Elevated and overlooking the rolling country side of West Cork, with views as far as the Kerry Mountains, the garden is on about 1 acre. We started the taming of the garden in 1980 after 25 years dereliction and it is themed around the naturally occurring grey lime stone rock. Field stones are incorporated in dividing dry walls and rockeries to create a number of rooms with micro climates to give home to a number of mixed borders.
The Ground is surrounded by a number of pine trees, hence the name. A Myrtle tree amidst young conifers, Hosta, Azalea and Spring bulbs welcome you at the car park in front of the entrance.
Going through the timber gate on the left of the house you can feel the shelter of the hedge and house from Easterly and Northerly winds. Passing Solanum Crispum, the ornamental potato climber and Clematis Montana, growing on the ruined wall of the original farmstead cow shed, you approach the succulents planting in the naturally occurring grey lime stone rock on which the house is build, followed by a colourful mixed border and various Spring bulbs. The bench under the young Copper beach tree is welcoming you to take in the richness of colour and perfume of the flowers and the warming rays of evening sun.
The dry wall of field stones, planted mainly with Lavender is bringing you 3 steps down to the first lawn with the Avery and small play area. Immediately to the left of the wall the first lilies and tree lilies of the garden, banana tree, dragon lilies and various Cannas will welcome you from June to late summer with Spring bulbs for an early display.
Continuing on the gravel patio to the back of the house is a selection of Tea, Hybrid and Standard Roses surrounded by a variety of spring bulbs and summer perennials. Walking back on the lawn to your left is a small pond, the home of frogs, breeding here for close to 30 years. Between the Cordyline australies and the ground hugging spiky palm tree, on the right and the Fatsia Japonica, that survived our winters for the past 30 years, you will find Shade loving plants such as …. As well as a variety of spring and summer flowers incl. Pinapple and Arum lilies, Primulas, Frittilaria and tulips.
The stepping stones on your left then bring you to the crest with Rosmary, Pieris and a summer flowering Angels Fishing Rod, and further on through another dry wall planted with rockery plants and Lavender. The gap in the wall gives you the first glimpse of the large pond and lawn ahead, framed by Camelia on either side as well as Forsuthia, Hydrengia, Lilac, Magnolia and Lantern tree. The stepping stones guide you past the small mount with various rockery plants to the open lawn in front of the large pond.
The pond and bog on your left are breeding ground for toads, frogs, newts, dragonflies and of course goldfish. Planting of pond includes pink, yellow and white water lilies, Iris and other aquatic plants.

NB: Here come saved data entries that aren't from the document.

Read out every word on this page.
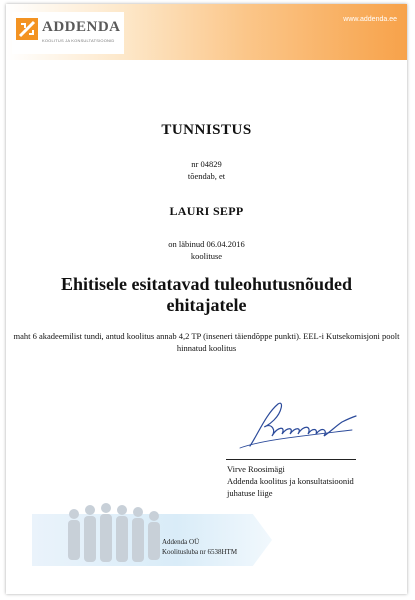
ADDENDA
KOOLITUS JA KONSULTATSIOONID
www.addenda.ee
TUNNISTUS
nr 04829
tõendab, et
LAURI SEPP
on läbinud 06.04.2016
koolituse
Ehitisele esitatavad tuleohutusnõuded ehitajatele
maht 6 akadeemilist tundi, antud koolitus annab 4,2 TP (inseneri täiendõppe punkti). EEL-i Kutsekomisjoni poolt hinnatud koolitus
Virve Roosimägi
Addenda koolitus ja konsultatsioonid
juhatuse liige
Addenda OÜ
Koolitusluba nr 6538HTM
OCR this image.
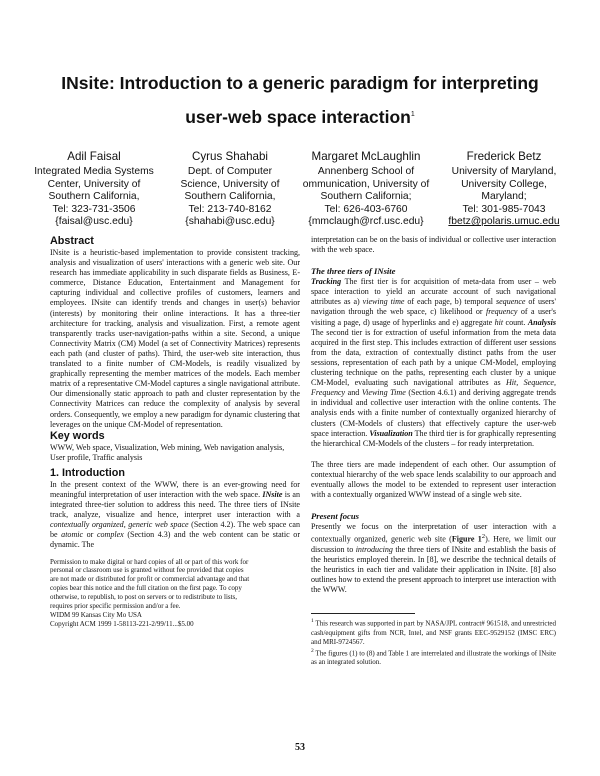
INsite: Introduction to a generic paradigm for interpreting
user-web space interaction$^1$
Adil Faisal
Integrated Media Systems
Center, University of
Southern California,
Tel: 323-731-3506
{ faisal@usc.edu }
Cyrus Shahabi
Dept. of Computer
Science, University of
Southern California,
Tel: 213-740-8162
{ shahabi@usc.edu }
Margaret McLaughlin
Annenberg School of
ommunication, University of
Southern California;
Tel: 626-403-6760
{ mmclaugh@rcf.usc.edu }
Frederick Betz
University of Maryland,
University College,
Maryland;
Tel: 301-985-7043
fbetz@polaris.umuc.edu
Abstract

INsite is a heuristic-based implementation to provide consistent tracking, analysis and visualization of users' interactions with a generic web site. Our research has immediate applicability in such disparate fields as Business, E-commerce, Distance Education, Entertainment and Management for capturing individual and collective profiles of customers, learners and employees. INsite can identify trends and changes in user(s) behavior (interests) by monitoring their online interactions. It has a three-tier architecture for tracking, analysis and visualization. First, a remote agent transparently tracks user-navigation-paths within a site. Second, a unique Connectivity Matrix (CM) Model (a set of Connectivity Matrices) represents each path (and cluster of paths). Third, the user-web site interaction, thus translated to a finite number of CM-Models, is readily visualized by graphically representing the member matrices of the models. Each member matrix of a representative CM-Model captures a single navigational attribute. Our dimensionally static approach to path and cluster representation by the Connectivity Matrices can reduce the complexity of analysis by several orders. Consequently, we employ a new paradigm for dynamic clustering that leverages on the unique CM-Model of representation.

Key words

WWW, Web space, Visualization, Web mining, Web navigation analysis, User profile, Traffic analysis

1. Introduction

In the present context of the WWW, there is an ever-growing need for meaningful interpretation of user interaction with the web space. INsite is an integrated three-tier solution to address this need. The three tiers of INsite track, analyze, visualize and hence, interpret user interaction with a contextually organized, generic web space (Section 4.2). The web space can be atomic or complex (Section 4.3) and the web content can be static or dynamic. The

Permission to make digital or hard copies of all or part of this work for
personal or classroom use is granted without fee provided that copies
are not made or distributed for profit or commercial advantage and that
copies bear this notice and the full citation on the first page. To copy
otherwise, to republish, to post on servers or to redistribute to lists,
requires prior specific permission and/or a fee.
WIDM 99 Kansas City Mo USA
Copyright ACM 1999 1-58113-221-2/99/11...$5.00

interpretation can be on the basis of individual or collective user interaction with the web space.

The three tiers of INsite

Tracking The first tier is for acquisition of meta-data from user – web space interaction to yield an accurate account of such navigational attributes as a) viewing time of each page, b) temporal sequence of users' navigation through the web space, c) likelihood or frequency of a user's visiting a page, d) usage of hyperlinks and e) aggregate hit count. Analysis The second tier is for extraction of useful information from the meta data acquired in the first step. This includes extraction of different user sessions from the data, extraction of contextually distinct paths from the user sessions, representation of each path by a unique CM-Model, employing clustering technique on the paths, representing each cluster by a unique CM-Model, evaluating such navigational attributes as Hit, Sequence, Frequency and Viewing Time (Section 4.6.1) and deriving aggregate trends in individual and collective user interaction with the online contents. The analysis ends with a finite number of contextually organized hierarchy of clusters (CM-Models of clusters) that effectively capture the user-web space interaction. Visualization The third tier is for graphically representing the hierarchical CM-Models of the clusters – for ready interpretation.

The three tiers are made independent of each other. Our assumption of contextual hierarchy of the web space lends scalability to our approach and eventually allows the model to be extended to represent user interaction with a contextually organized WWW instead of a single web site.

Present focus

Presently we focus on the interpretation of user interaction with a contextually organized, generic web site (Figure $1^2$). Here, we limit our discussion to introducing the three tiers of INsite and establish the basis of the heuristics employed therein. In [8], we describe the technical details of the heuristics in each tier and validate their application in INsite. [8] also outlines how to extend the present approach to interpret use interaction with the WWW.

$^1$ This research was supported in part by NASA/JPL contract# 961518, and unrestricted cash/equipment gifts from NCR, Intel, and NSF grants EEC-9529152 (IMSC ERC) and MRI-9724567.

$^2$ The figures (1) to (8) and Table 1 are interrelated and illustrate the workings of INsite as an integrated solution.

53
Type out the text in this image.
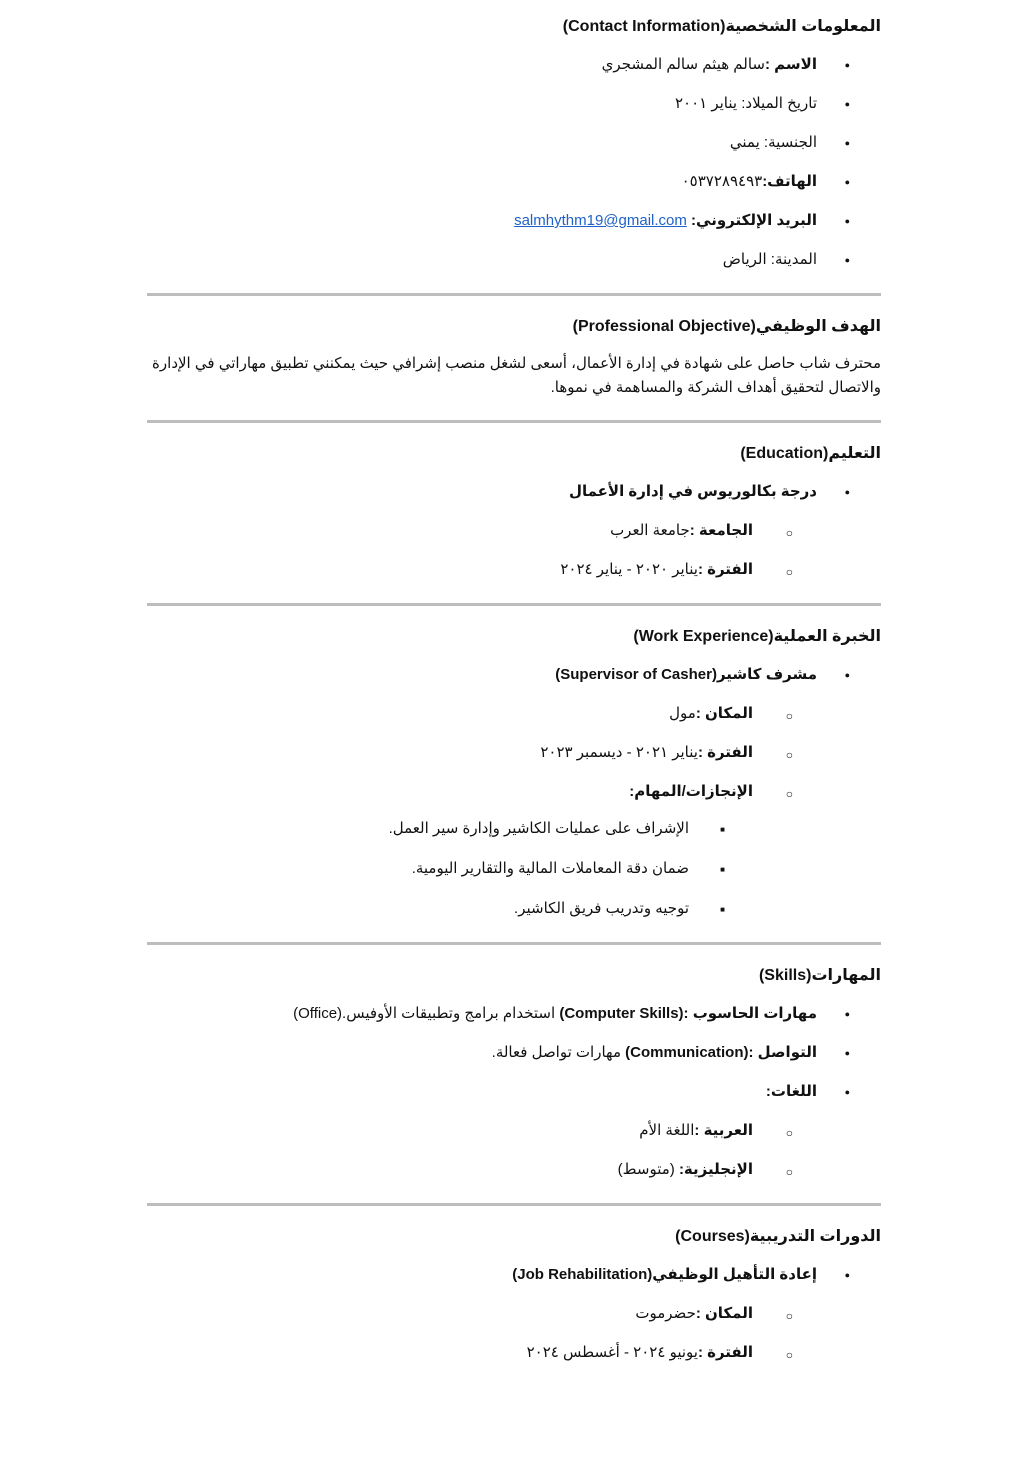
المعلومات الشخصية(Contact Information)
● الاسم :سالم هيثم سالم المشجري
● تاريخ الميلاد: يناير ٢٠٠١
● الجنسية: يمني
● الهاتف:٠٥٣٧٢٨٩٤٩٣
● البريد الإلكتروني: salmhythm19@gmail.com
● المدينة: الرياض
الهدف الوظيفي(Professional Objective)

محترف شاب حاصل على شهادة في إدارة الأعمال، أسعى لشغل منصب إشرافي حيث يمكنني تطبيق مهاراتي في الإدارة والاتصال لتحقيق أهداف الشركة والمساهمة في نموها.

التعليم(Education)
● درجة بكالوريوس في إدارة الأعمال
○ الجامعة :جامعة العرب
○ الفترة :يناير ٢٠٢٠ - يناير ٢٠٢٤
الخبرة العملية(Work Experience)
● مشرف كاشير(Supervisor of Casher)
○ المكان :مول
○ الفترة :يناير ٢٠٢١ - ديسمبر ٢٠٢٣
○ الإنجازات/المهام:
■ الإشراف على عمليات الكاشير وإدارة سير العمل.
■ ضمان دقة المعاملات المالية والتقارير اليومية.
■ توجيه وتدريب فريق الكاشير.
المهارات(Skills)
● مهارات الحاسوب :(Computer Skills) استخدام برامج وتطبيقات الأوفيس.(Office)
● التواصل :(Communication) مهارات تواصل فعالة.
● اللغات:
○ العربية :اللغة الأم
○ الإنجليزية: (متوسط)
الدورات التدريبية(Courses)
● إعادة التأهيل الوظيفي(Job Rehabilitation)
○ المكان :حضرموت
○ الفترة :يونيو ٢٠٢٤ - أغسطس ٢٠٢٤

The bed at the back of the pond is filled among others with Calla lilies, Monkey flowers, Hosta and Iris. The bordering bog is showing off larger Hosta, Gunera, Skunk Cabbage and various bulbs. The back drop of the pond is a mature Pinetree. Between the pond and the large mount, planted with a variety of plants that withstand the cold Northerly wind, you will find a young fern tree within a collection of ferns and primula in the back. If you turn back to the mixed bed you can see the blue flowering Wisteria and sweet perfumed Honeysuckle on the wall as well as a new collection of bearded Iris. The archway through the hedge is hiding our large compost area to feed and mulch our plants over the year. On the left of the archway the mixed flower bed is beckoning you with smells and colour for closer inspection of our spring flower display as well as our early and later summer display of large lilies and tree lilies, day lilies, Tiger and Foxtail lilies, Kafir and African lilies, Tiger flower, to name just a few.
Walking along the stepping stones you come to the shrubb area with the first Rhododenron flowering from late April well into June, Mahonia Japonica, Magnolia Stellata and a row of deep red Camelia. Continuing on the path through the Rhododendron you will enter our Rhododendron and Azalea garden and the magnificent view over the valley, Ballinacarriga Lake with a glimpse of the castle. During clear weather the view will show you the Shey mountains, Derrnasaggart mountains and parts of the Bogeragh Mountains and a display of Windmills in the distance. This area has its best display from late April all through to June.
Turning to the left will bring you to our platform tree house. Please take good care climbing the steep stairs especially if accompanied by children or elderly. You can relax up there and enjoy the view to the country side and the new perspective of the garden.